And by the way, everything in life is writable about if you have the outgoing guts to do it, and the imagination to improvise. The worst enemy to creativity is self-doubt. ~Sylvia Plath

Thursday, January 28, 2016

In case you were wondering: It means everything

My voice is hoarse, and my arm is tired from holding up the same book for the last fifteen minutes.    The girls are warm and limp as they sink into me listening to the words I bring to life off of the page.  I am surprised as I read, because it is not me I hear, but my parents.

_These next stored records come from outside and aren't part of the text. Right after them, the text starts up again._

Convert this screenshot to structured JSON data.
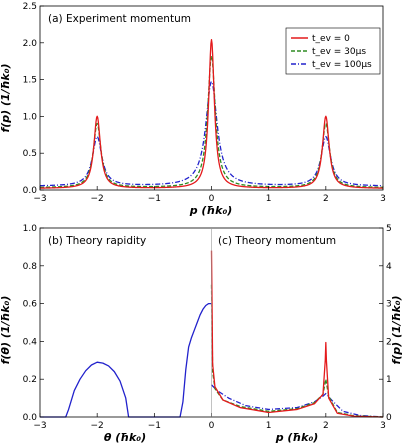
{
  "colors": {
    "red": "#e41a1c",
    "green": "#2e8b22",
    "blue": "#2222cc",
    "axis": "#000000"
  },
  "chart_data": [
    {
      "type": "line",
      "title": "(a) Experiment momentum",
      "xlabel": "p (ħk₀)",
      "ylabel": "f(p) (1/ħk₀)",
      "xlim": [
        -3,
        3
      ],
      "ylim": [
        0,
        2.5
      ],
      "xticks": [
        "−3",
        "−2",
        "−1",
        "0",
        "1",
        "2",
        "3"
      ],
      "yticks": [
        "0.0",
        "0.5",
        "1.0",
        "1.5",
        "2.0",
        "2.5"
      ],
      "legend_position": "top-right",
      "legend": [
        "t_ev = 0",
        "t_ev = 30μs",
        "t_ev = 100μs"
      ],
      "series": [
        {
          "name": "t_ev = 0",
          "color": "#e41a1c",
          "dash": "solid",
          "peaks": [
            1.0,
            2.04,
            1.0
          ],
          "center_width": 0.06,
          "side_width": 0.07,
          "baseline": 0.02
        },
        {
          "name": "t_ev = 30μs",
          "color": "#2e8b22",
          "dash": "dashed",
          "peaks": [
            0.9,
            1.82,
            0.9
          ],
          "center_width": 0.08,
          "side_width": 0.08,
          "baseline": 0.03
        },
        {
          "name": "t_ev = 100μs",
          "color": "#2222cc",
          "dash": "dashdot",
          "peaks": [
            0.72,
            1.47,
            0.72
          ],
          "center_width": 0.12,
          "side_width": 0.1,
          "baseline": 0.05
        }
      ]
    },
    {
      "type": "line",
      "title": "(b) Theory rapidity",
      "xlabel": "θ (ħk₀)",
      "ylabel": "f(θ) (1/ħk₀)",
      "xlim": [
        -3,
        0
      ],
      "ylim": [
        0,
        1
      ],
      "xticks": [
        "−3",
        "−2",
        "−1",
        "0"
      ],
      "yticks": [
        "0.0",
        "0.2",
        "0.4",
        "0.6",
        "0.8",
        "1.0"
      ],
      "series": [
        {
          "name": "rapidity",
          "color": "#2222cc",
          "dash": "solid",
          "points": [
            [
              -3.0,
              0.0
            ],
            [
              -2.55,
              0.0
            ],
            [
              -2.5,
              0.04
            ],
            [
              -2.4,
              0.14
            ],
            [
              -2.3,
              0.2
            ],
            [
              -2.2,
              0.245
            ],
            [
              -2.1,
              0.275
            ],
            [
              -2.0,
              0.29
            ],
            [
              -1.9,
              0.285
            ],
            [
              -1.8,
              0.27
            ],
            [
              -1.7,
              0.24
            ],
            [
              -1.6,
              0.19
            ],
            [
              -1.5,
              0.1
            ],
            [
              -1.45,
              0.0
            ],
            [
              -0.55,
              0.0
            ],
            [
              -0.5,
              0.08
            ],
            [
              -0.45,
              0.25
            ],
            [
              -0.4,
              0.37
            ],
            [
              -0.35,
              0.42
            ],
            [
              -0.3,
              0.46
            ],
            [
              -0.25,
              0.5
            ],
            [
              -0.2,
              0.54
            ],
            [
              -0.15,
              0.57
            ],
            [
              -0.1,
              0.59
            ],
            [
              -0.05,
              0.6
            ],
            [
              0.0,
              0.6
            ]
          ]
        }
      ]
    },
    {
      "type": "line",
      "title": "(c) Theory momentum",
      "xlabel": "p (ħk₀)",
      "ylabel": "f(p) (1/ħk₀)",
      "xlim": [
        0,
        3
      ],
      "ylim": [
        0,
        5
      ],
      "xticks": [
        "0",
        "1",
        "2",
        "3"
      ],
      "yticks": [
        "0",
        "1",
        "2",
        "3",
        "4",
        "5"
      ],
      "series": [
        {
          "name": "t_ev = 0",
          "color": "#e41a1c",
          "dash": "solid",
          "points": [
            [
              0.0,
              4.4
            ],
            [
              0.02,
              1.4
            ],
            [
              0.06,
              0.8
            ],
            [
              0.2,
              0.45
            ],
            [
              0.5,
              0.25
            ],
            [
              1.0,
              0.12
            ],
            [
              1.5,
              0.2
            ],
            [
              1.8,
              0.35
            ],
            [
              1.95,
              0.6
            ],
            [
              1.99,
              1.5
            ],
            [
              2.0,
              1.97
            ],
            [
              2.01,
              1.5
            ],
            [
              2.05,
              0.5
            ],
            [
              2.2,
              0.1
            ],
            [
              2.5,
              0.02
            ],
            [
              3.0,
              0.0
            ]
          ]
        },
        {
          "name": "t_ev = 30μs",
          "color": "#2e8b22",
          "dash": "dashed",
          "points": [
            [
              0.0,
              3.5
            ],
            [
              0.02,
              1.2
            ],
            [
              0.06,
              0.75
            ],
            [
              0.2,
              0.45
            ],
            [
              0.5,
              0.28
            ],
            [
              1.0,
              0.15
            ],
            [
              1.5,
              0.22
            ],
            [
              1.8,
              0.38
            ],
            [
              1.95,
              0.6
            ],
            [
              2.0,
              1.0
            ],
            [
              2.05,
              0.55
            ],
            [
              2.2,
              0.12
            ],
            [
              2.5,
              0.03
            ],
            [
              3.0,
              0.0
            ]
          ]
        },
        {
          "name": "t_ev = 100μs",
          "color": "#2222cc",
          "dash": "dashdot",
          "points": [
            [
              0.0,
              0.85
            ],
            [
              0.1,
              0.7
            ],
            [
              0.3,
              0.5
            ],
            [
              0.6,
              0.3
            ],
            [
              1.0,
              0.2
            ],
            [
              1.5,
              0.25
            ],
            [
              1.8,
              0.4
            ],
            [
              1.95,
              0.55
            ],
            [
              2.0,
              0.62
            ],
            [
              2.1,
              0.45
            ],
            [
              2.3,
              0.15
            ],
            [
              2.6,
              0.04
            ],
            [
              3.0,
              0.0
            ]
          ]
        }
      ]
    }
  ]
}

It was my mom tonight.  It is her voice that comes out of my mouth telling the tales of Frog and Toad, and Charlie and Lola.  Calm and soothing.  Never impatient, always soft.   Other nights, it is my dad soft and warm, but with an excitement to it.  I never knew when he would make me laugh with Dindercella and her Gairy Fodmother, or Green Eggs and Ham.  I feel the same electricity with my daughters as the giggles rise to just below the surface slowly bubbling up until they are shaking with giggles.

I wonder sometimes if these moments mean as much to my daughters as they do to me.  But they don't at least, not yet.... I know that they are not hanging on to every moment.  I know they don't have the same urgency that I do.  I know that they are not counting the days left until high school, or prom, until they drive, until they move out.  But, in case you were wondering I do know this:  The moments mean everything.

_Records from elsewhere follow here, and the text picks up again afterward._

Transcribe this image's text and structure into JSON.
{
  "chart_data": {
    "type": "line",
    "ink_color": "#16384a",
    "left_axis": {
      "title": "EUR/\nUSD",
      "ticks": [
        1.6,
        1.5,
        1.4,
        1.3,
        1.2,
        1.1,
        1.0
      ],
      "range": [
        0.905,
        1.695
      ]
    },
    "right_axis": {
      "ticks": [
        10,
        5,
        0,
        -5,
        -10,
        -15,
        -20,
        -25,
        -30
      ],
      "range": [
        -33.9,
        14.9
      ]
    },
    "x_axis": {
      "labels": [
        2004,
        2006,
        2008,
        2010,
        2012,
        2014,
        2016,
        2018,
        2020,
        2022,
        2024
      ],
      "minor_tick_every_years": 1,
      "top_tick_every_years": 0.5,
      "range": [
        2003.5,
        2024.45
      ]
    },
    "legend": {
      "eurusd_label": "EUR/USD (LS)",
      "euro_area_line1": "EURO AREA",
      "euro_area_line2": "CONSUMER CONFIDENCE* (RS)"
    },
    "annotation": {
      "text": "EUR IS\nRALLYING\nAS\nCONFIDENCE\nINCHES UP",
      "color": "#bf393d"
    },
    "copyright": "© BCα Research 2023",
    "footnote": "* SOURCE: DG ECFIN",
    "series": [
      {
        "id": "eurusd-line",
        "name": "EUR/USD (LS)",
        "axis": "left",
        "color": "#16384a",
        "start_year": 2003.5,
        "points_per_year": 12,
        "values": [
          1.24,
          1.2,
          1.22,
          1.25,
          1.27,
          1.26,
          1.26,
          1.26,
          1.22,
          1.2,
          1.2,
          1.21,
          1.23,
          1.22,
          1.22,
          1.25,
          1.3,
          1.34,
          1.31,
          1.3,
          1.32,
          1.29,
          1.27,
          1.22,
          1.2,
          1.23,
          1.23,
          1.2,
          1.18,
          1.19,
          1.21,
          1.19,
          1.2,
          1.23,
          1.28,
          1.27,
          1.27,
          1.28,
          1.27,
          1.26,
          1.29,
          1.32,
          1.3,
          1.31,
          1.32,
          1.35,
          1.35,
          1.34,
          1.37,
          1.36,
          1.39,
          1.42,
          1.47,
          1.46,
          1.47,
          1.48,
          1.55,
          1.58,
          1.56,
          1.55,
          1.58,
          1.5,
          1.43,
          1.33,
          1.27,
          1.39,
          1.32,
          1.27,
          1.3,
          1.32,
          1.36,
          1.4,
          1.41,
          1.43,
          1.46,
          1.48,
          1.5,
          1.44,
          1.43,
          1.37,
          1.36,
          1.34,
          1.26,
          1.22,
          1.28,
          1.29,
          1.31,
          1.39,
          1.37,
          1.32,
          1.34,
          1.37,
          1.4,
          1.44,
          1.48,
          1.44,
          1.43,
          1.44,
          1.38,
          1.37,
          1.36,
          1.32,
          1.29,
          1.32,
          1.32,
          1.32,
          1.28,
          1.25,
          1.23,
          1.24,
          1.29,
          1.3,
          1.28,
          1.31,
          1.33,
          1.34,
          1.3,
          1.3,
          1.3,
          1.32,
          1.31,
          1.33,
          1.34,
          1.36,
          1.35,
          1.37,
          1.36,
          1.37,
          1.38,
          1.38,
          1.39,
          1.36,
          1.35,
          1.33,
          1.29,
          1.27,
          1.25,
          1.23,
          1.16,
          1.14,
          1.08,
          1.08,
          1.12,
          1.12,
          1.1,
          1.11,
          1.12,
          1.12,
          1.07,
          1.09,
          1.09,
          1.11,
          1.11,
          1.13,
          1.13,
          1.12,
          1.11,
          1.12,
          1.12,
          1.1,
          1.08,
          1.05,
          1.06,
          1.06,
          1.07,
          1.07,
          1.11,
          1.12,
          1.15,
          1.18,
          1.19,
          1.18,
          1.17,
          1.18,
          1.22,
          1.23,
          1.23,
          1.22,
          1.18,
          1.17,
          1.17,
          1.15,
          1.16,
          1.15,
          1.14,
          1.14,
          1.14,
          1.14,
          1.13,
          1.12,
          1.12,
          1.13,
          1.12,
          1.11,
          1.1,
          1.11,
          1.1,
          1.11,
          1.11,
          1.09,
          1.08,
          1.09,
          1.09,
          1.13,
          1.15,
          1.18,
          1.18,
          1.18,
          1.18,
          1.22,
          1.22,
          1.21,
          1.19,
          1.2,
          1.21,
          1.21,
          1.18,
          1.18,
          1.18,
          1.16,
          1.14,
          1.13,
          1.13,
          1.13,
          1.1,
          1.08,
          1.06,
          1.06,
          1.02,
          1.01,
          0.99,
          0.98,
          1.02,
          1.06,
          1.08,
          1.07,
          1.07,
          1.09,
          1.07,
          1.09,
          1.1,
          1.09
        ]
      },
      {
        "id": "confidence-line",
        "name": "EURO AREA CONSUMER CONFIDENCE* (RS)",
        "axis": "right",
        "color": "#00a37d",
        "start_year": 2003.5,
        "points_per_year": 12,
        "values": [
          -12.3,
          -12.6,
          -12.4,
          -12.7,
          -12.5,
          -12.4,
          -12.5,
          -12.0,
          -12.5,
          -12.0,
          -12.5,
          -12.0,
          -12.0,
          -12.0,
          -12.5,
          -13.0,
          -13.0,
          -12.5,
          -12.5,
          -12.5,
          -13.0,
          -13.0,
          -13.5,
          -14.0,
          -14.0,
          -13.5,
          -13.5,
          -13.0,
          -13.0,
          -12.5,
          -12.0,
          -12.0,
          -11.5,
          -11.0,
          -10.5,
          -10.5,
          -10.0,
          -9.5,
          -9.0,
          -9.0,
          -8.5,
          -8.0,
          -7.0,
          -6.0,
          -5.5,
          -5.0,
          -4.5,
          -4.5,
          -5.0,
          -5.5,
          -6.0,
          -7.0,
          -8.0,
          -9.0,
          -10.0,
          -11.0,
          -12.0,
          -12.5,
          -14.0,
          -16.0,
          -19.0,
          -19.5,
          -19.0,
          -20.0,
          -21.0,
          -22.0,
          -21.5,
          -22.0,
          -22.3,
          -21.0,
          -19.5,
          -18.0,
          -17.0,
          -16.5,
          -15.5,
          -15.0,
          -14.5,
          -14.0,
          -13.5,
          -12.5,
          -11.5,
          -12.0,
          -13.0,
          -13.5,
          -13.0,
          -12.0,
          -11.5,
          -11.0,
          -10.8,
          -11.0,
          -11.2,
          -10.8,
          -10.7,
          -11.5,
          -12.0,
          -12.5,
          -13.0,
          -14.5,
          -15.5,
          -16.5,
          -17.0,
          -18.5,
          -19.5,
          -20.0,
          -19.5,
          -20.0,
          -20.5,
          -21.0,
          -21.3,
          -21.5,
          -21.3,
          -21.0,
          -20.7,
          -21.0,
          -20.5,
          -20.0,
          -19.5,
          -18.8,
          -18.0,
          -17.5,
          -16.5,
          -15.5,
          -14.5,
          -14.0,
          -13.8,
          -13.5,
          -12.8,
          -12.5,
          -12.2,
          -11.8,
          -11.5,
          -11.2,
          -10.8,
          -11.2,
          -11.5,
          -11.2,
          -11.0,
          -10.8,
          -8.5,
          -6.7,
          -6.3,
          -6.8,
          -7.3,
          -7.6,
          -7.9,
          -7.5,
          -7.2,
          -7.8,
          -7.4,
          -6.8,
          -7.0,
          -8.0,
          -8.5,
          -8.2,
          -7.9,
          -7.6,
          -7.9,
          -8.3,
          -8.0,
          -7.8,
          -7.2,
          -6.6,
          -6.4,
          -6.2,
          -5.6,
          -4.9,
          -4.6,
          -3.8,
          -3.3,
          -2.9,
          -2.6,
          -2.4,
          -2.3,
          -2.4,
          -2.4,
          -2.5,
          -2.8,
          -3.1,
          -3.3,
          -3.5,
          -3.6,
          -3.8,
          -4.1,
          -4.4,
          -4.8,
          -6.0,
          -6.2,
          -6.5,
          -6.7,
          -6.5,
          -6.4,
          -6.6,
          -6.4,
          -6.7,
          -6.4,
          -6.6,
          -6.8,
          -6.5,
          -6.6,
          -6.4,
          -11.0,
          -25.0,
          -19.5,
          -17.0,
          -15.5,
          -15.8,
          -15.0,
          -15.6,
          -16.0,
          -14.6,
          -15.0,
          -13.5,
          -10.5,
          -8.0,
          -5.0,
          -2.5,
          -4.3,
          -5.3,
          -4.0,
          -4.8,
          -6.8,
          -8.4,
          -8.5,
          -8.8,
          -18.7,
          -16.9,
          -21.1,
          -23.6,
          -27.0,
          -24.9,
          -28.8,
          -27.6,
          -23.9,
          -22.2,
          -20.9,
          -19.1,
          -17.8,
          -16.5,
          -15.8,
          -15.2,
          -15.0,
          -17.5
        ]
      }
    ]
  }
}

When my kids are sick, and I am pushing the hair out of their eyes, taking their temperature, and nursing them back to health I see my mom in me.  It is her hands, her eyes, her gentleness, her prayers that I am bringing.   I am passing on the comfort that only my mom can bring.

When they come home from school crying because their little hearts are broken it is my dads arms that I wrap around them surrounding them in safety, and comfort ensuring them that everything will be ok.  I am giving them a place they can always turn to.  No matter what the issue, no matter what the problem.  They will have a place to turn.  I am passing on the love my dad has given me.

When we dance around the kitchen dancing, and singing, and praising I am bringing a sense of fun.  The same fun that my mom used to cheer me up no matter what the circumstances.  The same sense of fun that meant that mistakes were forgiven, and that being yourself is always better than being someone else.

When we play a game of family hide and seek in the dark, or all snuggle on the couch watching a family movie I am bringing a sense of belonging.   I am giving them a sense of family.  The sense of family that my dad always taught me was so important.

Most importantly, these moments brought me an understanding of a God that loves unconditionally,  a God that provides, a God that walks alongside me, a God that is steadfast and a God that is so full of grace and love!  This lesson is invaluable.  This lesson is irreplaceable.

In case you were wondering: These moments mean everything.  The feeling of my hand in my dads, so strong and sure.   My moms hands as they softly wiped the tears from my face.  The sound of their voices and they guided me, read to me, and urged me to be who God called me to be.  The sense of belonging that has extended from me to my husband, and to my daughters.

It may not seem important to them now, but my daughters will remember just like I do. They won't forget.  And one day, hopefully, as they sit reading to their children it will be my voice that pours from their mouths.